Reputation: 31
I have a data set containing a continuous and two categorical variables, by using which I run two-way ANOVA by computing sums of squares and mean squares from scratch. Then I checked my codes' reliability by comparing the results to Python statsmodels package. However, there were discrepancies which I could not understand nor explain.
Below is my code computing sum of squares:
import pandas as pd
p, q = len(pd.unique(df.category1)), len(pd.unique(df.category2))
n1, n2 = df.groupby('category1').size(), df.groupby('category2').size()
y_groupmean1, y_groupmean2 = df.groupby('category1')['feature'].mean(), df.groupby('category2')['feature'].mean()
y_totalmean = df['feature'].mean()
y_group12 = df.groupby(['category1','category2'])['feature']
ss_b1, ss_b2 = sum(n1*(y_groupmean1 - y_totalmean)**2), sum(n2*(y_groupmean2 - y_totalmean)**2)
ss_e = sum([sum((df['feature'][(df['category1']==f'G{i}') & (df['category2']==f'H{j}')] - y_group12.get_group((f'G{i}',f'H{j}')).mean())**2) for i in range(p) for j in range(q)])
ss_t = sum((df['feature']-y_totalmean)**2)
ss_i = ss_t-ss_b1-ss_b2-ss_e
Here is the ANOVA table using my codes: my ANOVA (I'm sorry but you need to click the link to view the image, I don't have enough reputation to embed the pictures in the body text yet.. :( )
Then, I checked my results against Python statsmodels package by using codes below:
import statsmodels.api as sm
from statsmodels.formula.api import ols
model = ols('feature ~ C(category1) + C(category2) + C(category1):C(category2)', data=df).fit()
sm.stats.anova_lm(model, type=2)
Here's the ANOVA table statsmodel returns: statsmodels ANOVA (again please click the link to view the image)
As you can see, while statsmodel yields the same results as mine for the first category and the residual sum of squares, there is a small yet clear discrepancy between sum of squares for the second categorical variable, hence resulting in different sum of squares for the interaction.
I think it is really weird that statsmodel gives a different result for only one of the two factors as compared to my computation, since I use basically the same formula to calculate sum of squares for both factors.
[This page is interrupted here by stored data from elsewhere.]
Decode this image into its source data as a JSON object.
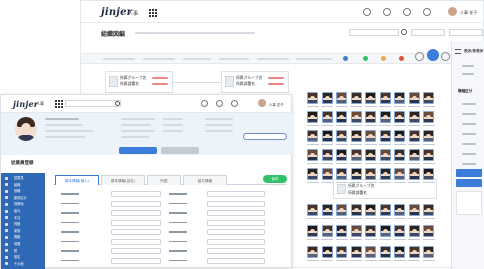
{
  "back": {
    "logo": "jinjer",
    "app": "人事",
    "title": "組織図編",
    "search_placeholder": "",
    "user": "人事 花子",
    "panel_title": "表示/非表示",
    "panel_section": "職種区分",
    "top_buttons": [
      "操作",
      "一覧",
      "表示",
      "切替"
    ]
  },
  "front": {
    "logo": "jinjer",
    "app": "人事",
    "user": "人事 花子",
    "left_title": "従業員登録",
    "tabs": [
      "基本情報(個人)",
      "基本情報(会社)",
      "所属",
      "給与情報"
    ],
    "save_label": "保存",
    "nav_items": [
      "従業員",
      "組織",
      "役職",
      "雇用区分",
      "勤務地",
      "給与",
      "手当",
      "資格",
      "家族",
      "異動",
      "保険",
      "税",
      "設定",
      "その他"
    ]
  },
  "cards": [
    {
      "title": "所属グループ名",
      "sub": "所属部署名"
    },
    {
      "title": "所属グループ名",
      "sub": "所属部署名"
    }
  ],
  "lower_card": {
    "title": "所属グループ名",
    "sub": "所属部署名"
  },
  "colors": {
    "nav": "#2f69b6",
    "accent_blue": "#3b7dd8",
    "green": "#33c26a",
    "orange": "#f3a34b",
    "red": "#e0513f"
  }
}
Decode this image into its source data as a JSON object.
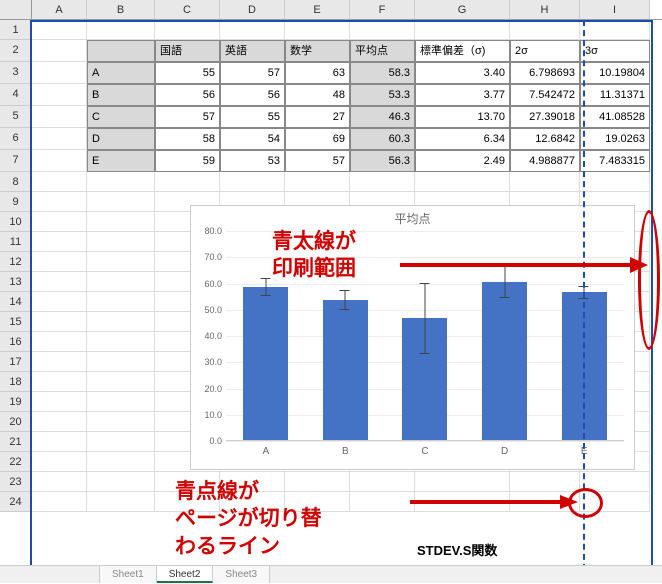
{
  "columns": [
    "A",
    "B",
    "C",
    "D",
    "E",
    "F",
    "G",
    "H",
    "I"
  ],
  "row_numbers": [
    1,
    2,
    3,
    4,
    5,
    6,
    7,
    8,
    9,
    10,
    11,
    12,
    13,
    14,
    15,
    16,
    17,
    18,
    19,
    20,
    21,
    22,
    23,
    24
  ],
  "headers": {
    "B": "",
    "C": "国語",
    "D": "英語",
    "E": "数学",
    "F": "平均点",
    "G": "標準偏差（σ)",
    "H": "2σ",
    "I": "3σ"
  },
  "rows": [
    {
      "label": "A",
      "kokugo": 55,
      "eigo": 57,
      "sugaku": 63,
      "avg": "58.3",
      "sd": "3.40",
      "sd2": "6.798693",
      "sd3": "10.19804"
    },
    {
      "label": "B",
      "kokugo": 56,
      "eigo": 56,
      "sugaku": 48,
      "avg": "53.3",
      "sd": "3.77",
      "sd2": "7.542472",
      "sd3": "11.31371"
    },
    {
      "label": "C",
      "kokugo": 57,
      "eigo": 55,
      "sugaku": 27,
      "avg": "46.3",
      "sd": "13.70",
      "sd2": "27.39018",
      "sd3": "41.08528"
    },
    {
      "label": "D",
      "kokugo": 58,
      "eigo": 54,
      "sugaku": 69,
      "avg": "60.3",
      "sd": "6.34",
      "sd2": "12.6842",
      "sd3": "19.0263"
    },
    {
      "label": "E",
      "kokugo": 59,
      "eigo": 53,
      "sugaku": 57,
      "avg": "56.3",
      "sd": "2.49",
      "sd2": "4.988877",
      "sd3": "7.483315"
    }
  ],
  "annotation1_line1": "青太線が",
  "annotation1_line2": "印刷範囲",
  "annotation2_line1": "青点線が",
  "annotation2_line2": "ページが切り替",
  "annotation2_line3": "わるライン",
  "stdev_text": "STDEV.S関数",
  "chart_data": {
    "type": "bar",
    "title": "平均点",
    "categories": [
      "A",
      "B",
      "C",
      "D",
      "E"
    ],
    "values": [
      58.3,
      53.3,
      46.3,
      60.3,
      56.3
    ],
    "errors": [
      3.4,
      3.77,
      13.7,
      6.34,
      2.49
    ],
    "y_ticks": [
      0,
      10,
      20,
      30,
      40,
      50,
      60,
      70,
      80
    ],
    "ylim": [
      0,
      80
    ],
    "xlabel": "",
    "ylabel": ""
  },
  "sheet_tabs": [
    "Sheet1",
    "Sheet2",
    "Sheet3"
  ]
}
Can anyone help me figure out why these discrepancies occur?
Thank you!
I've also checked out this Kaggle code, and it seems statsmodels is returning different results for residual and interaction terms. I'm so confused... please help me clear this out!
Upvotes: 2
Views: 526
Reputation: 31
Figured it out.
The problem comes from the fact that the samples are imbalanced. The order of factor variables in the ols model matters in this case. That is, Y ~ a+b is not the same as Y ~ b+a.
I ran additional tests and switched the order of factor variables in the ols estimation, and the results show that only the factor appearing first in the estimation equation and the residual match the manual computation results in terms of sums of squares.
Upvotes: 1